For fabs managing full 300mm automation requirements, EIGEM300Equipment extends SECS/GEM connectivity with integrated E87 carrier management and E84 material handling support, so equipment can participate in automated wafer transport, not just basic MES data reporting.
Together, these solutions are built around a consistent principle: whatever protocol or generation of equipment a fab is running, there’s a path to standardized MES connectivity that doesn’t require replacing the tool or waiting on the original OEM.
Talk to eInnoSys about your MES integration project →
Best Practices for a Successful Integration
Audit your equipment fleet first. Identify which tools have native SECS/GEM, which speak a different standard protocol, and which have no digital interface at all.
Prioritize by production impact. Start MES integration with the highest-volume or highest-downtime-risk tools, not the entire fleet at once.
Don’t assume GEM compliance means identical behavior. Test each new tool’s actual message behavior against your MES’s expectations before trusting it in production.

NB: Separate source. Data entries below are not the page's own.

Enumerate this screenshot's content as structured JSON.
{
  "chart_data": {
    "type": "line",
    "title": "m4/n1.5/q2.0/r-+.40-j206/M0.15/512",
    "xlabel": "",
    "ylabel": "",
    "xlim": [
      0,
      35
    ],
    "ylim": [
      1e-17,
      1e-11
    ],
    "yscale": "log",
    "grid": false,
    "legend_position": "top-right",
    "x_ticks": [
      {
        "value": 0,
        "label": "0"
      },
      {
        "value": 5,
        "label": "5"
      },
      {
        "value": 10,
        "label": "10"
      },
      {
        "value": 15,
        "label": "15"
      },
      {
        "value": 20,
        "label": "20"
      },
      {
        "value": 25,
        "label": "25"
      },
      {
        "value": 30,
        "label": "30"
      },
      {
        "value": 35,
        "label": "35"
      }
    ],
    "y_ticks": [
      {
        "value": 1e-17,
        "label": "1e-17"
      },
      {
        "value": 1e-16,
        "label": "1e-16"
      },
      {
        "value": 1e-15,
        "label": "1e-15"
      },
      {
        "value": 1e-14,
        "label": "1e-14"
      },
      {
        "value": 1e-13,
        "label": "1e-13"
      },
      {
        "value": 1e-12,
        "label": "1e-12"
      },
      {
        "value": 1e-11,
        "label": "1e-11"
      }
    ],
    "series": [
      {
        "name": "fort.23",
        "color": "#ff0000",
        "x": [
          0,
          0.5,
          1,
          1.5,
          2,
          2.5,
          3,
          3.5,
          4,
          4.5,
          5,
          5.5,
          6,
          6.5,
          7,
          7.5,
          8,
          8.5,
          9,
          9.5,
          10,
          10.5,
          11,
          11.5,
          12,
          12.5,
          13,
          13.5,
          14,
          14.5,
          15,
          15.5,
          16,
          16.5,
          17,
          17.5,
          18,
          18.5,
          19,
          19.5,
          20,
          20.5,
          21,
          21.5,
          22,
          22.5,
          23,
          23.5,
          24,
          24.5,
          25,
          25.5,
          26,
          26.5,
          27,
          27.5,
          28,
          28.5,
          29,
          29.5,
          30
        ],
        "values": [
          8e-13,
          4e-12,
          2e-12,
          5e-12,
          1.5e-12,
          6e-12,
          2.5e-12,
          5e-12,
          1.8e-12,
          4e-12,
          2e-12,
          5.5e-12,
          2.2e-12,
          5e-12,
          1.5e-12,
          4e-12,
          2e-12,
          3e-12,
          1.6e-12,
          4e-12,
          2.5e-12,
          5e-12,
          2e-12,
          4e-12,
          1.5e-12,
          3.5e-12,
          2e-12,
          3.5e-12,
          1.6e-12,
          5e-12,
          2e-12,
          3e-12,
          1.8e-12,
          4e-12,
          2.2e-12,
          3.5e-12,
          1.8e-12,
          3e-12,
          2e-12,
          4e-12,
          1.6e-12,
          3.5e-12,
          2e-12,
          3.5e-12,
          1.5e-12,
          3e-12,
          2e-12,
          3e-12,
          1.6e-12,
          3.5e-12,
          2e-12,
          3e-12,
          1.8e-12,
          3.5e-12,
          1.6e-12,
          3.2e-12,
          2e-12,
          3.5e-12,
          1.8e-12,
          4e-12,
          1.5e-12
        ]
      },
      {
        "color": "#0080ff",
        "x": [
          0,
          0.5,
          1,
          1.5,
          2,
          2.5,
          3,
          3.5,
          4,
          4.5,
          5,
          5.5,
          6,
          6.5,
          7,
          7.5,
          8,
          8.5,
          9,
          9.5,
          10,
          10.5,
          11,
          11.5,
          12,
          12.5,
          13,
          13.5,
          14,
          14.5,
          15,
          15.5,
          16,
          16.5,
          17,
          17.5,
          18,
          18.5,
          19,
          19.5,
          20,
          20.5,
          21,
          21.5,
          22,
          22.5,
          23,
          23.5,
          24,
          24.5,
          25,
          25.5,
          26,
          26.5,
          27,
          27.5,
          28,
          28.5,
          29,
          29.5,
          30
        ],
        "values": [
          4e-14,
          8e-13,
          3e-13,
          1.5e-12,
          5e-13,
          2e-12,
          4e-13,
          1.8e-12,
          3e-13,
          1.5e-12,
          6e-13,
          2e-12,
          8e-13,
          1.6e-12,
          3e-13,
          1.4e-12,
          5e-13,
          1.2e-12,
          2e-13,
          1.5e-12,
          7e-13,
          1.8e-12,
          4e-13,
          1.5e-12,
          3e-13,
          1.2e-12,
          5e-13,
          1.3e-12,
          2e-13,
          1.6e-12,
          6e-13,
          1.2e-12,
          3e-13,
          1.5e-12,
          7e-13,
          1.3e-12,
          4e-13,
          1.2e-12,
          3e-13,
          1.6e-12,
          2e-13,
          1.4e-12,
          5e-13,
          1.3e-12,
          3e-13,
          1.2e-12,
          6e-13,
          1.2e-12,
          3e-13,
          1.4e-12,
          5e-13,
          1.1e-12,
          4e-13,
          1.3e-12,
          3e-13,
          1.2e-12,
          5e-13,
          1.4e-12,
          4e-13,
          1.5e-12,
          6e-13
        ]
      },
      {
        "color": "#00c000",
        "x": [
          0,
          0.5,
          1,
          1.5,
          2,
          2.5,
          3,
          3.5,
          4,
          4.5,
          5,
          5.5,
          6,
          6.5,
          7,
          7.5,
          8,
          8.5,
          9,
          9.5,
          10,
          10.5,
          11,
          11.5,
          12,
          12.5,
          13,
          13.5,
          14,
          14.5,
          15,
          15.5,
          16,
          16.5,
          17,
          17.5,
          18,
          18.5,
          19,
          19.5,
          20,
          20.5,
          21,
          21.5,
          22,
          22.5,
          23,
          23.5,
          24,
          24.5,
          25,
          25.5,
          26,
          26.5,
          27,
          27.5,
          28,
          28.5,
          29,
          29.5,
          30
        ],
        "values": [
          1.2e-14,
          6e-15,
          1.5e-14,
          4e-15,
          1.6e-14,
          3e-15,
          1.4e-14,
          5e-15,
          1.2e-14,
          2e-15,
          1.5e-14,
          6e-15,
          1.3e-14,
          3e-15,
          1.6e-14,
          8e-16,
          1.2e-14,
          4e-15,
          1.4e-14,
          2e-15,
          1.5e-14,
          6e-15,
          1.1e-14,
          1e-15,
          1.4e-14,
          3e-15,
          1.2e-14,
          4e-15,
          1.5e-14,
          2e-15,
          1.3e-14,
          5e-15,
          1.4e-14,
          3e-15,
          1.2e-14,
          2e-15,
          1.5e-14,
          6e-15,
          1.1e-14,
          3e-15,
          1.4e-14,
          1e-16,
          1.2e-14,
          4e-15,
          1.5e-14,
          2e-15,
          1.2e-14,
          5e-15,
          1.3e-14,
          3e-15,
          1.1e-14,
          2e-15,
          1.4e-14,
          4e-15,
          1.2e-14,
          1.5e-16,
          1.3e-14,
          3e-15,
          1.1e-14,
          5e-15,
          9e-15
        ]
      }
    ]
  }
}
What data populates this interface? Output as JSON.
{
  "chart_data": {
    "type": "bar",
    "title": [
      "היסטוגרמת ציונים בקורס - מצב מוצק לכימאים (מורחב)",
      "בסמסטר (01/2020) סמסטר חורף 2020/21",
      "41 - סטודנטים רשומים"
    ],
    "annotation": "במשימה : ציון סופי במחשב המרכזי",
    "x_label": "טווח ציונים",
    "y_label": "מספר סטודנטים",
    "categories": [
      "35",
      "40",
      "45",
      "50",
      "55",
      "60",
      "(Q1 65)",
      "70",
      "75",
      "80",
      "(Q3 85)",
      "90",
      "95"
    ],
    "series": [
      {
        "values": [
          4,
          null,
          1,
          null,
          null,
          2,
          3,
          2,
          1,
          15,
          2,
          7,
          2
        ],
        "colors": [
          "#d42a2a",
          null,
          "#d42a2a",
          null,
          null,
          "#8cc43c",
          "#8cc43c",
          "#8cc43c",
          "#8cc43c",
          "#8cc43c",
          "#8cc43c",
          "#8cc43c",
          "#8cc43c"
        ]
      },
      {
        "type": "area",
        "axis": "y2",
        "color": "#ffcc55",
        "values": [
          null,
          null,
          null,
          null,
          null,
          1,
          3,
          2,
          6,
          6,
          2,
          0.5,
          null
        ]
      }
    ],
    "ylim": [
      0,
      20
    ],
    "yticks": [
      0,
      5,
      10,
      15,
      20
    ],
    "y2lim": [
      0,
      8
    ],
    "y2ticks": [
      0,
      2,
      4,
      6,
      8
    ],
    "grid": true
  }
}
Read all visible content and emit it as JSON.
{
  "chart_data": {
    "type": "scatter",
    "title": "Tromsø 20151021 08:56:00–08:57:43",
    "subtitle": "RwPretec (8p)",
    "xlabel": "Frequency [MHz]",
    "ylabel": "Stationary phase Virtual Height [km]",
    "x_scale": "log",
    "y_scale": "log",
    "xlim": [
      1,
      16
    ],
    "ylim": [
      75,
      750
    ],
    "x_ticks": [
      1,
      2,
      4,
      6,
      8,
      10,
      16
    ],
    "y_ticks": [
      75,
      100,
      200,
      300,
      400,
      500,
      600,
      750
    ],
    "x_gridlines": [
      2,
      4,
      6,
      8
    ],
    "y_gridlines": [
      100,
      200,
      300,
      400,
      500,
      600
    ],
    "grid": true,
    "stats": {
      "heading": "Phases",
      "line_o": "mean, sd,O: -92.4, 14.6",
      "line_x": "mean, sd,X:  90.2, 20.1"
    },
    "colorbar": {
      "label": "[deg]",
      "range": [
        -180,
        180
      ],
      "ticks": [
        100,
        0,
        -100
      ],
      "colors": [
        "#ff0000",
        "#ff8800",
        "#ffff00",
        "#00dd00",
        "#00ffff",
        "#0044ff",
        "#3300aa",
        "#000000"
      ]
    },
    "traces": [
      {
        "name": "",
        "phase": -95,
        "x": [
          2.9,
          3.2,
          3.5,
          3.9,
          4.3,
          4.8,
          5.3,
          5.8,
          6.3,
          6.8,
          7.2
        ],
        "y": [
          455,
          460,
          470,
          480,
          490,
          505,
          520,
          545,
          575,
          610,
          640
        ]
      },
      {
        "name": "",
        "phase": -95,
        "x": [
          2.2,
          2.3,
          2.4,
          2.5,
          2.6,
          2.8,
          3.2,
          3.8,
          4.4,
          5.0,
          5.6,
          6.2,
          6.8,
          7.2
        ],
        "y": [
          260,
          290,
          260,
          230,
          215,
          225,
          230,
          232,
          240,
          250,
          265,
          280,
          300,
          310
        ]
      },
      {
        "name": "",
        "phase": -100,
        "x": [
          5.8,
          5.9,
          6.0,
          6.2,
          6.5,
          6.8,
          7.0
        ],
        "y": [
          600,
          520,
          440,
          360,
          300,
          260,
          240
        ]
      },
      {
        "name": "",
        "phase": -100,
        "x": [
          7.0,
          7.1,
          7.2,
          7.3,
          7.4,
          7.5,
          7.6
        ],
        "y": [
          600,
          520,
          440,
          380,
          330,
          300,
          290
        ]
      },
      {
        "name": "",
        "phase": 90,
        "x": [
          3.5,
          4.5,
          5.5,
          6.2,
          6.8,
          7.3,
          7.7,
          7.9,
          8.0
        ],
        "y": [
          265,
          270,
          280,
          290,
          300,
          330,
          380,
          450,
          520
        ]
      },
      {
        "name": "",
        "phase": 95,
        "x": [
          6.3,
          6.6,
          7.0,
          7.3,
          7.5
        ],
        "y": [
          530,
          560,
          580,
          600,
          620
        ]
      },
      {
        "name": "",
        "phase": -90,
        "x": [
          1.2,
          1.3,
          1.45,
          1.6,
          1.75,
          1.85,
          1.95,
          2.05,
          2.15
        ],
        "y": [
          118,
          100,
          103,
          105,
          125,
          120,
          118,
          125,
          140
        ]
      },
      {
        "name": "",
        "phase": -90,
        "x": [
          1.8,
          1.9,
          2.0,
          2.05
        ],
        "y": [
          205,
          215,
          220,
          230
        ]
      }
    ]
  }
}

Plan for GEM300 separately if you’re on 300mm. Base GEM connectivity and full GEM300 material handling automation are different scopes of work — budget and plan for both explicitly.
Use a translation layer for non-standard protocols rather than custom development. It’s almost always faster and more maintainable than building one-off drivers.
Treat legacy equipment as a retrofit opportunity, not a dead end. Non-intrusive gateway solutions frequently make replacement unnecessary.